Violence in Contemporary Art (Canceled)

Event Canceled

February 21, 2014 (Friday) / 5:00 pm6:30 pm

Harrison Auditorium, Penn Museum, 3260 South Street

Violence in Contemporary Art (Canceled)

Kara Walker

Artist

Charles Bernstein

Donald T. Regan Professor of English and Comparative Literature
University of Pennsylvania

Kara Walker's internationally acclaimed works spin stark narratives of race, gender, sexuality, and the violence that attends them. She is joined by Penn's renowned poet Charles Bernstein for a lively conversation about how violence intersects with art in our time. The Penn Humanities Forum is pleased to present this event in conjunction with "Ruffneck Constructivists," a group exhibition at the Institute of Contemporary Art. Curated by Walker, ICA's exhibition brings together artists known to make challenging work in response to social inequities.

Kara Walker graduated from the Atlanta College of Art in 1991 and received her M.F.A. from the Rhode Island School of Design in 1994. She is currently on the faculty of Columbia University as Professor of Visual Arts in the School of Visual Arts. Her work explores the tensions and power plays of racial and gender relations, in particular engaging with historical narratives and the ways in which these stories have been suppressed, distorted, and falsified.

Named one of Time Magazine's most influential people in 2007, Walker has participated in numerous national and international exhibitions. Among her more recent solo museum shows are "Kara Walker: My Complement, My Enemy, My Oppressor, My Love," which opened at the Walker Art Center in 2007 and traveled to ARC/Musée d'Art Moderne de la Ville de Paris, the Whitney Museum of American Art in New York, and the Hammer Museum in Los Angeles. Her show "Kara Walker at the Met: After the Deluge" opened at the Metropolitan Museum of Art in 2006. She also participated in the 53rd Venice Biennale in 2007 and was the U.S. representative to the 25th International São Paulo Biennial in Brazil in 2002.
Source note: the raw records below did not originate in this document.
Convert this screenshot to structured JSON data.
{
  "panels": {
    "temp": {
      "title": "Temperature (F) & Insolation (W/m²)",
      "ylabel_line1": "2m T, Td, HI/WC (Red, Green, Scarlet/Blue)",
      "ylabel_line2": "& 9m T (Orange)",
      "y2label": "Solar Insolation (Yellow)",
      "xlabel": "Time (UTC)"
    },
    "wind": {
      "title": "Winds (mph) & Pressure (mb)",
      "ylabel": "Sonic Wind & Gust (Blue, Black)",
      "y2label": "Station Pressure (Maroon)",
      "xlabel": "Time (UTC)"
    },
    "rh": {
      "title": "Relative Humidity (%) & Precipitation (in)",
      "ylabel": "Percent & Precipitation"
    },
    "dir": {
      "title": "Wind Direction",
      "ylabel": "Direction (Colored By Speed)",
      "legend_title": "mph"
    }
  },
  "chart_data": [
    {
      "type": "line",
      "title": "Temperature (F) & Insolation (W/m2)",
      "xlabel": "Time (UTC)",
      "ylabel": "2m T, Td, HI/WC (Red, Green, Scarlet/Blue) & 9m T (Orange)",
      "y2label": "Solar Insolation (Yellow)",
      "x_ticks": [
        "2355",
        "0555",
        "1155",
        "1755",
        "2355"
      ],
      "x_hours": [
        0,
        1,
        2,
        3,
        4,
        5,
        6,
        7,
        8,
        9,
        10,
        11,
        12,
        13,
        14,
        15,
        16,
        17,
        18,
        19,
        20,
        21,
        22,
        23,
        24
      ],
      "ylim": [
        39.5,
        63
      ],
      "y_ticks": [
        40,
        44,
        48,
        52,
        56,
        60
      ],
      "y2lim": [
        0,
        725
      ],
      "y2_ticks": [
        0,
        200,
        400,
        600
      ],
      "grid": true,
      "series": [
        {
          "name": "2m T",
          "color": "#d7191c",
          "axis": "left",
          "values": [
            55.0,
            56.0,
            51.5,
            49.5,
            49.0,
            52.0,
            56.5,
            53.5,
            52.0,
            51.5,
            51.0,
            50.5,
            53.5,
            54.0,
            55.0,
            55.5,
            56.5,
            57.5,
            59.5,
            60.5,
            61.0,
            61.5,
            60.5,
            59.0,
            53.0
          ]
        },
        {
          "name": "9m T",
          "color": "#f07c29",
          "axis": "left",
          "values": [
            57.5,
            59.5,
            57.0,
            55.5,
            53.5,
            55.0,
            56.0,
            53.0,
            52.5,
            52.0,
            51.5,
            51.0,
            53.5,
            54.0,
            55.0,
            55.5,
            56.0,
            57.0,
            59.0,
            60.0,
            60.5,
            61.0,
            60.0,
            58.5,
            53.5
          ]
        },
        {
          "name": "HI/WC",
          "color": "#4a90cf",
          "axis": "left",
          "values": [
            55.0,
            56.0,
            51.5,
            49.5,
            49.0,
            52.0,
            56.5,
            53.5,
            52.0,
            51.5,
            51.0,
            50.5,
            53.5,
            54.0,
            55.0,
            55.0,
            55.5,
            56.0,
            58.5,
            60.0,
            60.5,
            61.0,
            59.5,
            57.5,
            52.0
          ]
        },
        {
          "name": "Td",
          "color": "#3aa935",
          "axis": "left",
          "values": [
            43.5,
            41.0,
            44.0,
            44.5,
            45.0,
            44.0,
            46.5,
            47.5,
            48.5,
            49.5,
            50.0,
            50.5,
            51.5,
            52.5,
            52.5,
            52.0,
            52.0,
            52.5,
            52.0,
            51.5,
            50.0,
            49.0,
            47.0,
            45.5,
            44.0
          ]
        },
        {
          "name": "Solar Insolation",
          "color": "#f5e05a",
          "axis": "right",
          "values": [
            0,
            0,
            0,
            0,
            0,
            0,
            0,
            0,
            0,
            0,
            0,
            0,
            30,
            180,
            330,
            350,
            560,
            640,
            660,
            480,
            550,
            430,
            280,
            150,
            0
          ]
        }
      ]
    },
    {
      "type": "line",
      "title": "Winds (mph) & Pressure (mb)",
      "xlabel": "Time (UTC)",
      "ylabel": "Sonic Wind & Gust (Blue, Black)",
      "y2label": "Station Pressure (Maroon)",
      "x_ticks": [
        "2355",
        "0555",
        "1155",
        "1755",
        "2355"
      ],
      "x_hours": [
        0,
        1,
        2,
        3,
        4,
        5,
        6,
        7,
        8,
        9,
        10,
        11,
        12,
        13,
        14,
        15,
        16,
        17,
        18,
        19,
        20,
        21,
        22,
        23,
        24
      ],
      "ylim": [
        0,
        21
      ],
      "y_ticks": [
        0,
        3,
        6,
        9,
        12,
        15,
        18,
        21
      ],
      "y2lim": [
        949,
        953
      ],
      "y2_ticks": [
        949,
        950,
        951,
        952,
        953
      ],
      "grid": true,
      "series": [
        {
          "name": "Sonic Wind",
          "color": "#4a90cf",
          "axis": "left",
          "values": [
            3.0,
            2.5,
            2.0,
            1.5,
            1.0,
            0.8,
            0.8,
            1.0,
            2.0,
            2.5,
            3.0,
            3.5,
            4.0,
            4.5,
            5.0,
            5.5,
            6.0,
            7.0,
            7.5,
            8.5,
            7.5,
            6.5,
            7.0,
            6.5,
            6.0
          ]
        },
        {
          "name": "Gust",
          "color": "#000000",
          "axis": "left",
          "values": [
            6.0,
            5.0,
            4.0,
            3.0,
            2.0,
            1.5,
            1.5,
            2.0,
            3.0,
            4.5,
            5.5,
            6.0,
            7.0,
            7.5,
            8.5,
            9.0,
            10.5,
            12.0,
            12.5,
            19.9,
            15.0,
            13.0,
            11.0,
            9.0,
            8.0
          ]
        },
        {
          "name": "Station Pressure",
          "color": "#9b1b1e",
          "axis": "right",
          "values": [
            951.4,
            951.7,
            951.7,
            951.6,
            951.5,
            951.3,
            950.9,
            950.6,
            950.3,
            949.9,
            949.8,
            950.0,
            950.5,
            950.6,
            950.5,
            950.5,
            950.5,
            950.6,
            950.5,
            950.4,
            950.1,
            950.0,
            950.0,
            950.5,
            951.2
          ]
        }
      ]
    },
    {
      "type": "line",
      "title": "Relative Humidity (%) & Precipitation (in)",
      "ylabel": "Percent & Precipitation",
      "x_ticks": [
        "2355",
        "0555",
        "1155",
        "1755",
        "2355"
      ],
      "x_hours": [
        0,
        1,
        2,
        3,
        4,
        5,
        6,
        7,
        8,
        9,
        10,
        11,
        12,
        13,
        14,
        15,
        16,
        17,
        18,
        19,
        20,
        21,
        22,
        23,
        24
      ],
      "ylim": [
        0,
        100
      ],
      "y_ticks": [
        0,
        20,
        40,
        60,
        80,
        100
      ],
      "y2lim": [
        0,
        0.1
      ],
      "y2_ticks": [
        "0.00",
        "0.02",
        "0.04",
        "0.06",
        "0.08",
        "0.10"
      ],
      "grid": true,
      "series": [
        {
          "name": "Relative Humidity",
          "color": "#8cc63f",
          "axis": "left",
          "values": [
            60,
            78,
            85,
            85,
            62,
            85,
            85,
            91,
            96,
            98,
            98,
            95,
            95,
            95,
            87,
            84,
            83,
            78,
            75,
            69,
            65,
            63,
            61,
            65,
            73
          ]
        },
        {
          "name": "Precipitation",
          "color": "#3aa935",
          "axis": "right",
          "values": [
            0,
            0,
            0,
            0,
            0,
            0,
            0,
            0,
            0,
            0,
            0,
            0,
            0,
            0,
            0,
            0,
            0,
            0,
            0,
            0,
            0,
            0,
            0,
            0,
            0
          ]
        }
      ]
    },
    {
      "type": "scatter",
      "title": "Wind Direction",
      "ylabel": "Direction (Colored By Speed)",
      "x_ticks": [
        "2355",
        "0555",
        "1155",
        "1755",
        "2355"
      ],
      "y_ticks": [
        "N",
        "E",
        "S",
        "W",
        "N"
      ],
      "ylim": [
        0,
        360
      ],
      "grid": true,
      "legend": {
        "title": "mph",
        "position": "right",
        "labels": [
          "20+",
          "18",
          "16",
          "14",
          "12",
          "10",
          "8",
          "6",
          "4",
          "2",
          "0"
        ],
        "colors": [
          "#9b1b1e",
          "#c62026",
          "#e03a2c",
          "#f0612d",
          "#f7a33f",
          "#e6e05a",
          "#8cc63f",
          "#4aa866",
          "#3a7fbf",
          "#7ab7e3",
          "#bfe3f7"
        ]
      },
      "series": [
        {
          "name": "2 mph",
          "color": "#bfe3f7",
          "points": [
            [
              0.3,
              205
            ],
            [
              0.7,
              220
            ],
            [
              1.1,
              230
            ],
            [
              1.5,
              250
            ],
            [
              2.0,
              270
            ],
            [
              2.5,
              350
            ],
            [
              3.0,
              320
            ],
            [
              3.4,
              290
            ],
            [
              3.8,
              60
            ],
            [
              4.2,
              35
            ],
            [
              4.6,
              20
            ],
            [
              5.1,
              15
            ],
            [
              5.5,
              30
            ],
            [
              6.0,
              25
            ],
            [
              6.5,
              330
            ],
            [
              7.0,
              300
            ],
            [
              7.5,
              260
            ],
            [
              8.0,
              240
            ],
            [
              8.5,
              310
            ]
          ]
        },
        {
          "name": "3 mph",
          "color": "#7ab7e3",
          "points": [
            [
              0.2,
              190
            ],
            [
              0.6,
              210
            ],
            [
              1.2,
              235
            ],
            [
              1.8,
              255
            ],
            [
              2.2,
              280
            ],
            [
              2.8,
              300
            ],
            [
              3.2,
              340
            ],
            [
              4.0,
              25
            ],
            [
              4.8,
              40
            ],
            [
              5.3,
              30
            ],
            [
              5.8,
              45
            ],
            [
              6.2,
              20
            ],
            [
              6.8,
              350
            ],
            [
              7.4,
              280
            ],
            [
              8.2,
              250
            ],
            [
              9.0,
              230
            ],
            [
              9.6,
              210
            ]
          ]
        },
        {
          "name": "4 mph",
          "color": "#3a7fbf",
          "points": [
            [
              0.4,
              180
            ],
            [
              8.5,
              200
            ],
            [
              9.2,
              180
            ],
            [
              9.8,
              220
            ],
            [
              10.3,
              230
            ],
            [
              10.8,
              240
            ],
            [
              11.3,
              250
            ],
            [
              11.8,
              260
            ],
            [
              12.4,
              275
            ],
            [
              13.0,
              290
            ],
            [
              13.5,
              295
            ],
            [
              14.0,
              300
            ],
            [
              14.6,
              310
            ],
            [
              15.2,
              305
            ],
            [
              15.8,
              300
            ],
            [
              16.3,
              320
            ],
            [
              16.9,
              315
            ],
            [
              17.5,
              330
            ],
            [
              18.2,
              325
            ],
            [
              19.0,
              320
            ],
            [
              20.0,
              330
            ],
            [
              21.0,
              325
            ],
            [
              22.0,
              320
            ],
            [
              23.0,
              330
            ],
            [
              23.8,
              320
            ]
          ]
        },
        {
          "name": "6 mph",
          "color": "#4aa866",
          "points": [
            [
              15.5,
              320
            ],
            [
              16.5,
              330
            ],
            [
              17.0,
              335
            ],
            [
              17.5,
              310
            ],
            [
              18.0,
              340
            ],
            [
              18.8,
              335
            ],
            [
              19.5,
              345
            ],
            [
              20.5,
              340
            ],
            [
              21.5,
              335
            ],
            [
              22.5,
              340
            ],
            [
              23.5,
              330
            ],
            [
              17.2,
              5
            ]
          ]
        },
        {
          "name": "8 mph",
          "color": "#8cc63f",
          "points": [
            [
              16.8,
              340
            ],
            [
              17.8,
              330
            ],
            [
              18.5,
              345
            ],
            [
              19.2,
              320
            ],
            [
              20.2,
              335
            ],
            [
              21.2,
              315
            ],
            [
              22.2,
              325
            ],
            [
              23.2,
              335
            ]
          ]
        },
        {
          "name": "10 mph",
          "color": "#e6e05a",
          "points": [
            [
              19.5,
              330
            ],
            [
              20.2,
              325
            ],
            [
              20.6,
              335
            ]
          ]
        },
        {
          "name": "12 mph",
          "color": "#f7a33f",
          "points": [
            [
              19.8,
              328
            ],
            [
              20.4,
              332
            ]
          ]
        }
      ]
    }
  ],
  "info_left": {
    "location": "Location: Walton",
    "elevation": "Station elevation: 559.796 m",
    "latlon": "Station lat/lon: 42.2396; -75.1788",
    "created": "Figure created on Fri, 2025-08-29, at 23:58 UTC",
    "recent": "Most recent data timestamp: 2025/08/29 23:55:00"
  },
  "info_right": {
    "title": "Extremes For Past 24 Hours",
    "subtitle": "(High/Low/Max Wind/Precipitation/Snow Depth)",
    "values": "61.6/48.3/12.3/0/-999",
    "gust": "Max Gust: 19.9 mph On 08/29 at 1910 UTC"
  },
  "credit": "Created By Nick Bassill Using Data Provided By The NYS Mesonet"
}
In 1997 at age 27 she became the youngest recipient of the MacArthur Foundation "genius" grant. In 2000 she received the Deutsche Bank Prize, and in 2008 the United States Artists Eileen Harris Norton Fellowship. She is a 2012 inductee into the American Academy of Arts and Letters as well as the American Academy of Arts and Sciences.

Her work is included in numerous museums and public collections including the Solomon R. Guggenheim Museum, the Museum of Modern Art in New York, the Metropolitan Museum of Art, the Tate Gallery in London, the Centro Nazionale per le Arti Contemporanee in Rome, and Deutsche Bank in Frankfurt.

She is currently at work on "At the behest of Creative Time Kara E. Walker has confected: A Subtlety or the Marvelous Sugar Baby," a large-scale installation to open May 10, 2014 in Brooklyn's legendary Domino Sugar Factory.